Many people make New Year's resolutions that involve personal improvement. Maybe we want to get into better shape, or perhaps we want to be better at listening to our significant other.
It's also important to improve in the workplace. That's why our panel of Motley Fool contributors has shared what they hope to work on in the new year. Their varied list shows that workplace resolutions maybe aren't as easy to come by as traditional ones. But that does not make picking one (or more) and sticking to it any less important.
Selena Maranjian: I've discovered that I'm a person who likes routines. So it's not surprising that I can get stuck in some routines that aren't as healthy as they could be. For example, I often focus only on my work writing articles about personal finance and investing -- and, as a freelancer working from home, I typically don't socialize much with colleagues.
I aim to break out of that routine in 2019, and have started by interacting more with my fellow writers -- on Slack, on social media, and when possible, in person.

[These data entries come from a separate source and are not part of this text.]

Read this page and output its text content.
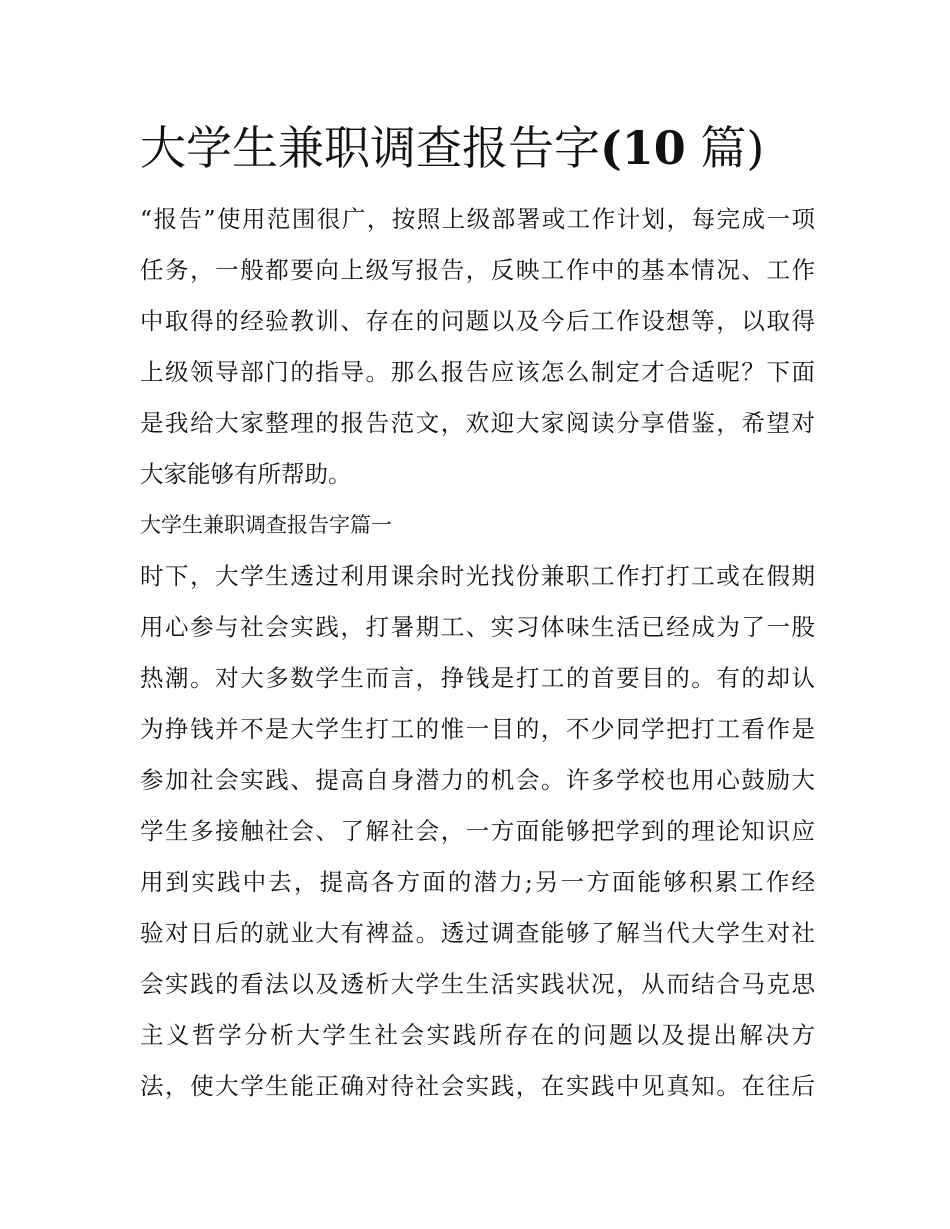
大学生兼职调查报告字(10 篇)

“报告”使用范围很广，按照上级部署或工作计划，每完成一项
任务，一般都要向上级写报告，反映工作中的基本情况、工作
中取得的经验教训、存在的问题以及今后工作设想等，以取得
上级领导部门的指导。那么报告应该怎么制定才合适呢？下面
是我给大家整理的报告范文，欢迎大家阅读分享借鉴，希望对
大家能够有所帮助。

大学生兼职调查报告字篇一

时下，大学生透过利用课余时光找份兼职工作打打工或在假期
用心参与社会实践，打暑期工、实习体味生活已经成为了一股
热潮。对大多数学生而言，挣钱是打工的首要目的。有的却认
为挣钱并不是大学生打工的惟一目的，不少同学把打工看作是
参加社会实践、提高自身潜力的机会。许多学校也用心鼓励大
学生多接触社会、了解社会，一方面能够把学到的理论知识应
用到实践中去，提高各方面的潜力;另一方面能够积累工作经
验对日后的就业大有裨益。透过调查能够了解当代大学生对社
会实践的看法以及透析大学生生活实践状况，从而结合马克思
主义哲学分析大学生社会实践所存在的问题以及提出解决方
法，使大学生能正确对待社会实践，在实践中见真知。在往后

Connecting with others professionally can spur creativity and help solve problems; some suggest it can even boost productivity.
By conversing with colleagues, we can share news, gripe about frustrations, and not feel so isolated. Such conversations can help you learn about developments in your field, discover new books and articles to read, and perhaps connect with even more people.

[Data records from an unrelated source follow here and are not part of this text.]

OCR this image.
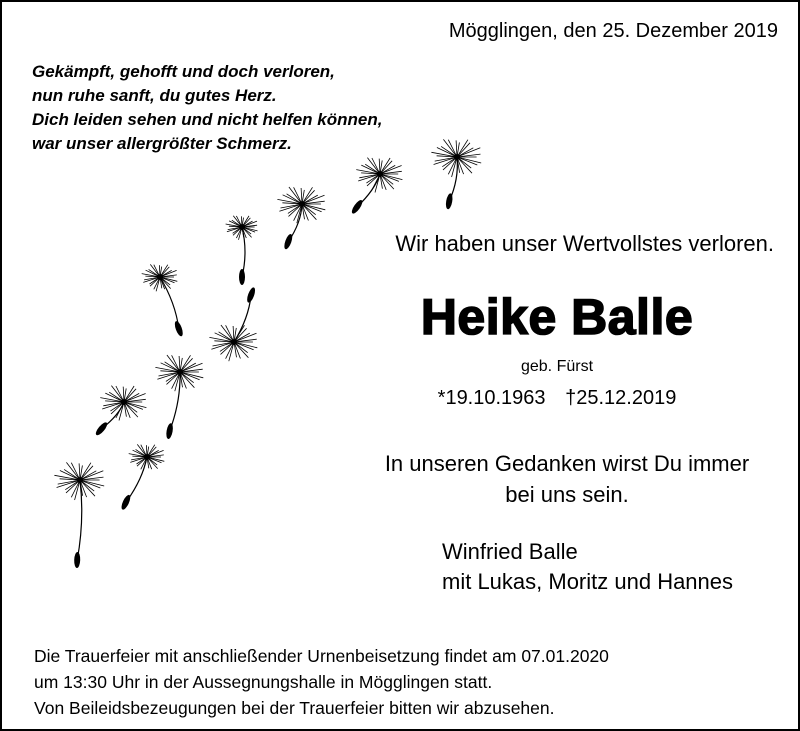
Mögglingen, den 25. Dezember 2019
Gekämpft, gehofft und doch verloren,
nun ruhe sanft, du gutes Herz.
Dich leiden sehen und nicht helfen können,
war unser allergrößter Schmerz.
Wir haben unser Wertvollstes verloren.
Heike Balle
geb. Fürst
*19.10.1963 †25.12.2019
In unseren Gedanken wirst Du immer
bei uns sein.
Winfried Balle
mit Lukas, Moritz und Hannes
Die Trauerfeier mit anschließender Urnenbeisetzung findet am 07.01.2020
um 13:30 Uhr in der Aussegnungshalle in Mögglingen statt.
Von Beileidsbezeugungen bei der Trauerfeier bitten wir abzusehen.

There are lots of ways to socialize more as a freelancer. A somewhat more extreme one is renting a coworking space, to spend work time near other freelancers who are busy doing their own thing. It can lead to shared lunches and discussions, too. But even if you stay in your home office, there are ways to connect with others, and it's worth doing.
Get better about responding to email
Maurie Backman: As a writer who covers a wide range of topics, I get dozens of work emails each day. Sometimes I'll receive well over 100 in a four-hour span, depending on the time of year. Often, these emails contain press releases or other information that helps me do my job.
Yet admittedly, I'm not great about responding to them, mostly because my inbox is so inundated -- but also because the more time I spend writing emails, the less time I spend writing the articles that earn money for me. Also, I tend to respond to co-workers before responding to people I don't know who email me out of the blue. And so it's not unusual for a message to go unanswered for weeks on end.
But I'd like to try to change that next year because I'm a firm believer in common courtesy. And even though my time is limited, I do feel that if people take time out of their day to contact me, they deserve the courtesy of a timelier response.
My plan is to schedule small windows of time on my calendar that will be used only to respond to email. It might be 10 minutes one day or 15 minutes another day, depending on what I have going on. But by scheduling that time, I hope to get better about reaching back out to people.
Listen first, talk second
Daniel B. Kline: I'm very lucky to be surrounded by incredibly smart people. The Motley Fool attracts writers, editors, and behind-the-scenes workers who bring unbelievable insight to their positions. That means that on many occasions, I'm not the smartest person in the room and I'm often less informed than some of my colleagues, who have a larger perspective on some of the issues we work on together.
That's not always how it has been in my career, where I have often served as a mentor to staff members who are much younger and less experienced than me. At The Motley Fool, while many people are younger, they need my participation, not always my guidance. I'm a valued part of the team, but often I won't be leading -- I'll simply be offering my thoughts and perspective.
Because of that, I'm resolving to talk less and listen more. More directly, I'm going to make a conscious effort to create more room for my brilliant colleagues to own the conversation.
I'm not going to be silent. I'm simply acknowledging that there have been too many times this year when I said my piece and then heard something from a co-worker that changes everything. This won't be easy -- I like to talk -- but I also like to listen to what smart people have to say. And I have no shortage of opportunities to do that.